Zweitens ist auch innerhalb der Eurozone die Skepsis weit größer als
von Befürwortern gerne dargestellt. Die Niederlande, Luxemburg,
Finnland, Malta und auch Italien haben mehr oder weniger große
Bedenken, sollte die Abgabe nicht zumindest EU-weit eingeführt
werden.
Mario Monti sollte es wissen: Der italienische Regierungschef hat
immerhin bei James Tobin, der 1972 das Konzept der nach ihm benannten
Steuer entwickelt hat, studiert. Mit dem Abwandern von
Finanztransaktionen verflüchtigen sich ja nicht nur irgendwelche
bösen Spekulationsgeschäfte: Die Verlagerung würde auch die
Eigenkapitalzufuhr der Unternehmen durch internationale Investoren
deutlich erschweren, weshalb die Betriebe noch stärker auf die
Kreditvergabe der Banken angewiesen wären. Den Finanzinstituten wird
aber das Vergeben von Darlehen mit höheren Eigenmittelanforderungen
gerade ziemlich vergrault.
Ähnlich, nur noch schlimmer, sind die Auswirkungen der nun
angedachten Alternativen. Die Wiedereinführung der Börsenumsatzsteuer


zielt noch stärker auf die Diskriminierung von Aktien ab, während
sogenannte Spekulation taxfrei bleibt. Zudem steht zu befürchten,
dass die Steuersätze auf den Wertpapierhandel weit höher ausfallen,
weil Derivate und andere komplexere Produkte nicht erfasst werden.

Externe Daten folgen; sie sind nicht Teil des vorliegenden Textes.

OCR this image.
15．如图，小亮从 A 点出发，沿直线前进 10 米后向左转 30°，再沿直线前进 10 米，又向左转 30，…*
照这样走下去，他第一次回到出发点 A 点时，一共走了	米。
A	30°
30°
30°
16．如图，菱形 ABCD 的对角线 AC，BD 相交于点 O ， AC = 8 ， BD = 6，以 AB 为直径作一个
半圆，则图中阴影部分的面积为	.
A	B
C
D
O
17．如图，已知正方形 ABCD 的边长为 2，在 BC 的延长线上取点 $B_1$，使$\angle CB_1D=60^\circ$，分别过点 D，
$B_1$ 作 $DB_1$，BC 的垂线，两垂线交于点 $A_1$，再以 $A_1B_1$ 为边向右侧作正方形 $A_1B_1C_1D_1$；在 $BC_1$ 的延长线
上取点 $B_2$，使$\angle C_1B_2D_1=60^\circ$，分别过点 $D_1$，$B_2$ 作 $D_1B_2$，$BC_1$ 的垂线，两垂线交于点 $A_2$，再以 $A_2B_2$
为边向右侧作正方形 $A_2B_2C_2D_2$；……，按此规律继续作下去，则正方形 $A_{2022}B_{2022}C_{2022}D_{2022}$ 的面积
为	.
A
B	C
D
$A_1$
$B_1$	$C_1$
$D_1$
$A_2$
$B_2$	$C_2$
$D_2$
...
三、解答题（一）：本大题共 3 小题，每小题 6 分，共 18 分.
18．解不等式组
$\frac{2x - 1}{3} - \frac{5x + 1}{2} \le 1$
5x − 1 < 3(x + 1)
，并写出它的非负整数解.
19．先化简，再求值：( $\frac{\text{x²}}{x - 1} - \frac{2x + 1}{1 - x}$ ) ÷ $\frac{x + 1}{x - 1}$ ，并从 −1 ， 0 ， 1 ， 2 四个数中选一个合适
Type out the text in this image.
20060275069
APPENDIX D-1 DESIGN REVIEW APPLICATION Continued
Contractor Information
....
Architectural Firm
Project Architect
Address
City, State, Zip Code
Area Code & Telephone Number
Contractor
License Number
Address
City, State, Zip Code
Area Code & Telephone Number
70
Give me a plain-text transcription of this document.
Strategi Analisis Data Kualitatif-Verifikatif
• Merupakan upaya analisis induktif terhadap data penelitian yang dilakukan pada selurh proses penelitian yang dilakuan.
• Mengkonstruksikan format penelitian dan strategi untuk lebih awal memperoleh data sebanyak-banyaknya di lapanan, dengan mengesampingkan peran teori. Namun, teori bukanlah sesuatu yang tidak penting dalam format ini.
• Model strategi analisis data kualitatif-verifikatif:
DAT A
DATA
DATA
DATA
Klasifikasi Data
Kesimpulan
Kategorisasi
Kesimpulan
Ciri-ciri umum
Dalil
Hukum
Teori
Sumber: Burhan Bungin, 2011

Zweite Alternative ist eine europaweite Bankensteuer, die an und für
sich sinnvoll wäre. Österreich sollte aber nicht den Fehler begehen
und sich neuerlich hohe Einnahmen daraus erwarten. Mit der schon
existierenden Abgabe liegt das Land nämlich jetzt schon am oberen
Rand in Europa.
Die Regierung wäre gut beraten, das Aus für die
Finanztransaktionssteuer gleich als Anlass für eine Generalüberholung
des brüchigen Budgetgerüsts zu betrachten und auch die anderen
Fantasien zu begraben: Einnahmen aus dem erhofften Steuerabkommen mit
der Schweiz und aus der neuen Pensionskassenbesteuerung; Einsparungen
bei Gesundheit, Förderreform und Struktureffekte bei den Pensionen,
um nur einige der Wackelkandidaten anzusprechen. Mit Überschriften
werden nämlich keine Finanzen in Ordnung gebracht, wie erst dieser
Tage Niederösterreichs Landeshauptmann Erwin Pröll bewies.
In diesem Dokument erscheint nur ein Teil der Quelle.